I drink coffee out of this same mug every morning at school. I found it in the grass in front of the sign at the entrance to Daniel Square one random and rainy day in college. It looked lost, so I picked it up and made it mine. I put it in the cabinet with all of my other cups and mugs, and it moved with me here to Columbia.
Some of these were gifts. Some were inherited. Some were picked up out of the grass (really, though, just the one). Some were bought on a whim. Some were picked up from Clemson football games. Some were supposed to be a wedding gift but I forgot so I just kept them (oops, sorry).
I am fairly sentimental about my dishes, but also I know that what’s in front of me is intentional – just like the things put before me by the Lord.

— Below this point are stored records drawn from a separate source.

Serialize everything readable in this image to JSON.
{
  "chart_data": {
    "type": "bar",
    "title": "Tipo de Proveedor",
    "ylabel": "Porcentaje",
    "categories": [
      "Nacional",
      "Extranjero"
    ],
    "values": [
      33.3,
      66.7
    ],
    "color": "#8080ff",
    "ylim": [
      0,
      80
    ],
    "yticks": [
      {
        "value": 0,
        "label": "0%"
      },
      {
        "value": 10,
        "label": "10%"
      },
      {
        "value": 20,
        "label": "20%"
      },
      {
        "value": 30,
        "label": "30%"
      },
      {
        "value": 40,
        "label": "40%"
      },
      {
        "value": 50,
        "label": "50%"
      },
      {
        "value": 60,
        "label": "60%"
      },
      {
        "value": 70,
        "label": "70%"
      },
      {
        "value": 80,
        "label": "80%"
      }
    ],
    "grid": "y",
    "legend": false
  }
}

Sometimes you drink something and you’re so thankful because hydration is important. Sometimes you take one sip of a drink and know that something’s wrong. Sometimes you drink the whole thing and wish you hadn’t. Sometimes you have to drink something that doesn’t taste good but you know it’s good for you. Sometimes you drink something and wish you’d savored it more. Sometimes you wish you’d shared it with someone.
Sometimes there is no cup and you’re walking around parched, just trying work up enough saliva to have something to swallow. And sometimes you’re drinking from a fire hose and it makes your fingers all prune-y.
No matter the cup or what’s in it or how much of it I drink, I find comfort in knowing that the cup (or lack of cup, or abundance of cups, or alternative to a cup) in front of me was chosen by God for me: not merely approved by Him, but specifically sought out for me by Him personally. He knows me and He loves me and He knows how to accomplish His purpose, which is His own glory and not my own comfort.
And I am thankful that living water is more satisfying than anything here on earth, because even though I still am tempted by others, I know I don’t want to drink anything else.